The moat I am personally betting on (by joining Halodi) is a “humanoid robot that is 5 years ahead of what anyone else has”. If your endgame is to build a Foundation Model that train on embodied real-world data, having a real robot that can visit every state and every affordance a human can visit is a tremendous advantage. Halodi has it already, and Tesla is working on theirs. My main priority at Halodi will be initially to train models to solve specific customer problems in mobile manipulation, but also to set the roadmap for AGI: how compressing large amounts of embodied, first-person data from a human-shaped form can give rise to things like general intelligence, theory of mind, and sense of self.
Embodied AI and robotics research has lost some of its luster in recent years, given that large language models can now explain jokes while robots are still doing pick-and-place with unacceptable success rates. But it might be worth taking a contrarian bet that training on the world of bits is not enough, and that Moravec’s Paradox is not a paradox at all, but rather a consequence of us not having solved the “bulk of intelligence”.
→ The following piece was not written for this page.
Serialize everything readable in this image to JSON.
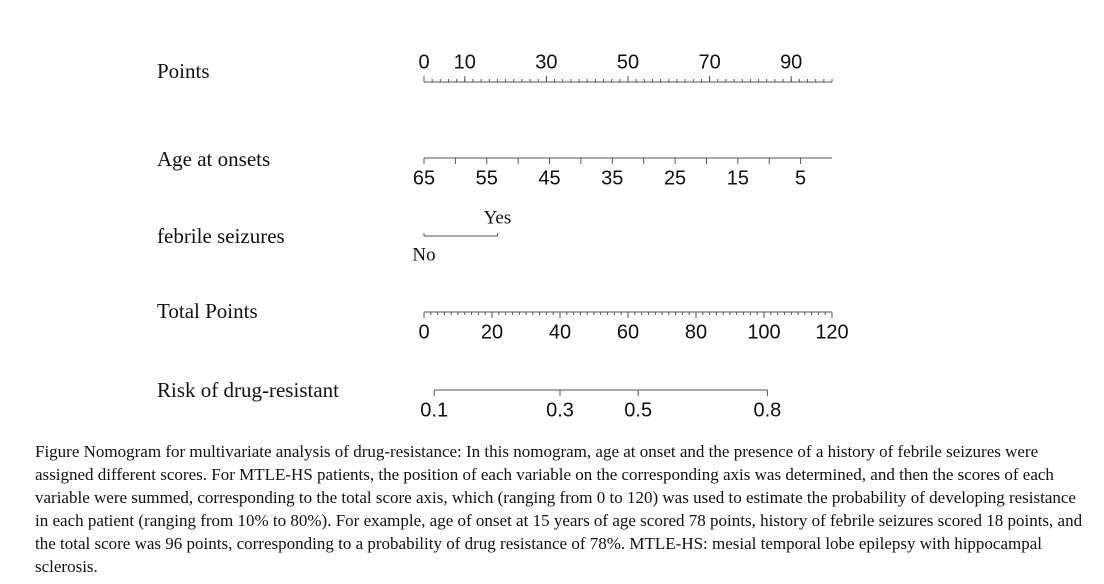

Reality has a surprising amount of detail, and I believe that embodied humanoids can be used to index that all that untapped detail into data. Just as web crawlers index the world of bits, humanoid robots will index the world of atoms. If embodiment does end up being a bottleneck for Foundation Models to realize their potential, then humanoid robot companies will stand to win everything.
Yes, reality is (not so) surprisingly detailed, something I talked about in my GPT-3 working paper. I fear that AGI is the Philosopher's Stone of this Alchemical Age of AI that we are still living in.